Jesus heisst alle willkommen und nimmt sie an, aber eine ihm zugewandte Reaktion belässt niemanden so, wie er zuvor war. Der Herr wäre den Menschen nicht in Liebe zugetan, wenn er sie einfach so beliesse, wie er sie bei der ersten Begegnung vorfand. Er liebt uns viel zu sehr, als dass er uns schlichtweg mit reinen Empathieoder Mitleidsbekundungen abgespeist unserem Schicksal überliesse. Nein, seine Liebe heilt, verwandelt und ändert die Lebensführung.
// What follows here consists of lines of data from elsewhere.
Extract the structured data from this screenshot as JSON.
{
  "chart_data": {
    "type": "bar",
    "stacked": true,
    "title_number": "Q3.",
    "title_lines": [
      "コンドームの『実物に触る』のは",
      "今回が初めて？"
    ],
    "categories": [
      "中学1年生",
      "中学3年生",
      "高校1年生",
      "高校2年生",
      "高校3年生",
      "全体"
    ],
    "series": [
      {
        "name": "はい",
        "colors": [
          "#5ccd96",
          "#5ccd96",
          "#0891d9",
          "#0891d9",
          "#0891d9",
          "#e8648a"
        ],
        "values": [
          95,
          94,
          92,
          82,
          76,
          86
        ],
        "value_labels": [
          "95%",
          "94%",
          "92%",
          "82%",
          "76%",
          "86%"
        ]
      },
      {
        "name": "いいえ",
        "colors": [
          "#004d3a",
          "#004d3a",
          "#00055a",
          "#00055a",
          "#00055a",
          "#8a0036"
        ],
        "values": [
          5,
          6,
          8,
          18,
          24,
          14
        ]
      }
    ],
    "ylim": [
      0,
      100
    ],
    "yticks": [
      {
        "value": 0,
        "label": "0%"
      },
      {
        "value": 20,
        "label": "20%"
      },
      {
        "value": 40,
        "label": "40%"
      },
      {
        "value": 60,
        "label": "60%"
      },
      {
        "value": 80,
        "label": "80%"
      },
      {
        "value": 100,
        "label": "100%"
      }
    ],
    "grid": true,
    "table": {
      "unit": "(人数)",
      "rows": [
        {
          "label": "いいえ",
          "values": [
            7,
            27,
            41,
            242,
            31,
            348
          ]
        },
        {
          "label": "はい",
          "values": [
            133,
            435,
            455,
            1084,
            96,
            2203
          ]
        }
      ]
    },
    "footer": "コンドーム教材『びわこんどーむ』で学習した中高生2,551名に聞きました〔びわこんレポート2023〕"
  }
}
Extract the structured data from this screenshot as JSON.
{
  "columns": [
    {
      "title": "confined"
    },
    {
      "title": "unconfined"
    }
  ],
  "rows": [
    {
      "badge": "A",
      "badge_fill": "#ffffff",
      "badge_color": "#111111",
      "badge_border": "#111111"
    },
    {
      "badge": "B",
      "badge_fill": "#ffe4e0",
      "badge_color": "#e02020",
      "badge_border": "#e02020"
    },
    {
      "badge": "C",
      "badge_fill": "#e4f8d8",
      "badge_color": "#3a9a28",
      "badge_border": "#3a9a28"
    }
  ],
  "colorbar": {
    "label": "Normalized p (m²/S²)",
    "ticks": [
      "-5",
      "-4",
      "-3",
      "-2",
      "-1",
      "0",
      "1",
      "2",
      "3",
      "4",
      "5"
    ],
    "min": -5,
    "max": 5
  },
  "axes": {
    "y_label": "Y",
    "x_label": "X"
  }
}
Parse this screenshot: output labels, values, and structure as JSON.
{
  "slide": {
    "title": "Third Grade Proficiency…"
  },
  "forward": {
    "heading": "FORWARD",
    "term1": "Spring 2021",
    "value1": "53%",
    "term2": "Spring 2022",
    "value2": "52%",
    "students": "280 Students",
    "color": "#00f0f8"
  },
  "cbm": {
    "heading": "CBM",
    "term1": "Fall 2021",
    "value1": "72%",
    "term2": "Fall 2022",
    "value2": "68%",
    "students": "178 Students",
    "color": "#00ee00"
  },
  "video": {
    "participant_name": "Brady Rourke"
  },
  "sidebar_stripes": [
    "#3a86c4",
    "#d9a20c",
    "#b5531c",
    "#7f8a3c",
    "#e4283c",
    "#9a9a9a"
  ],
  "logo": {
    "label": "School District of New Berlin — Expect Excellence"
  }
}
Kurz gesagt verkündet das Neue Testament beständig, dass die Reaktion auf das bedingungslose Anerbieten seiner selbst einschliesslich all dessen, was er für uns bereithält, damit einhergeht, dass wir uns selbst verleugnen (von unserem Selbst abkehren). Dazu gehört, unseren Stolz abzulegen, unserem Selbstbewusstsein, unserer Frömmigkeit, unseren Gaben und Fähigkeiten abzuschwören, wozu auch unsere Selbstbemächtigung unseres Lebens zählt. Diesbezüglich führt Jesus in schockierender Weise aus, dass wir, wenn es um die Nachfolge Christi geht, „mit Vater und Mutter […] brechen“ müssen. Aber darüber hinaus heisst, ihm nachzufolgen, dass wir auch mit unserem eigenen Leben brechen müssen – mit der falschen Annahme, wir könnten uns zum Herrn über unser Leben machen (Lukas 14, 26-27, Gute Nachricht Bibel). Wenn wir uns auf Jesus einlassen, hören wir damit auf, für uns selbst zu leben (Röm 14, 7-8), weil wir einem anderen zugehörig sind (1. Korinther 6,18). In diesem Sinne sind wir „Knechte Christi“ (Epheser 6,6). Unser Leben liegt vollkommen in seinen Händen, obliegt seiner Vorsehung und Führung. Wir sind, was wir in Bezug auf ihn sind. Und weil wir mit Christus eins sind, „lebe in Wirklichkeit nicht mehr ich, sondern Christus lebt in mir“ (Galater 2,20).

Jesus nimmt in der Tat jeden einzelnen Menschen an und heisst ihn willkommen. Er starb für alle. Und er ist mit allen ausgesöhnt – dies alles jedoch als unser Herr und Erlöser. Sein Willkommen-Heissen und Sich-unserer-Annehmen sind ein Angebot, eine Einladung, die eine Reaktion, eine Annahmebereitschaft erfordert. Und diese Annahmebereitschaft ist zwangsläufig daran gebunden, genau das, was er als der, der er ist, für uns bereithält, auch entgegenzunehmen – nicht mehr und nicht weniger. Das heisst, dass unsere Reaktion Bussfertigkeit einschliesst – die Loslösung von alledem, was uns daran hindert, von ihm zu empfangen, was er uns anerbietet, und was unserer Gemeinschaft mit ihm und der Freude am Leben in seinem Reich im Wege steht. Eine solche Reaktion ist mit Aufwand verbunden – aber einem Aufwand, der es gut und gern wert ist. Denn für unser Lossagen von unserem alten Ich empfangen wir ein neues Ich. Wir schaffen Raum für Jesus und empfangen mit leeren Händen seine lebensverändernde, Leben spendende Gnade. Jesus nimmt uns an, wo immer wir auch stehen mögen, um uns auf seinem Weg hin zu seinem Vater im Heiligen Geist jetzt und für alle Ewigkeit als seine vollauf gesundeten, geistlich wiedergeborenen Kinder mitzunehmen.

Wer wollte schon an etwas Geringerem teilhaben?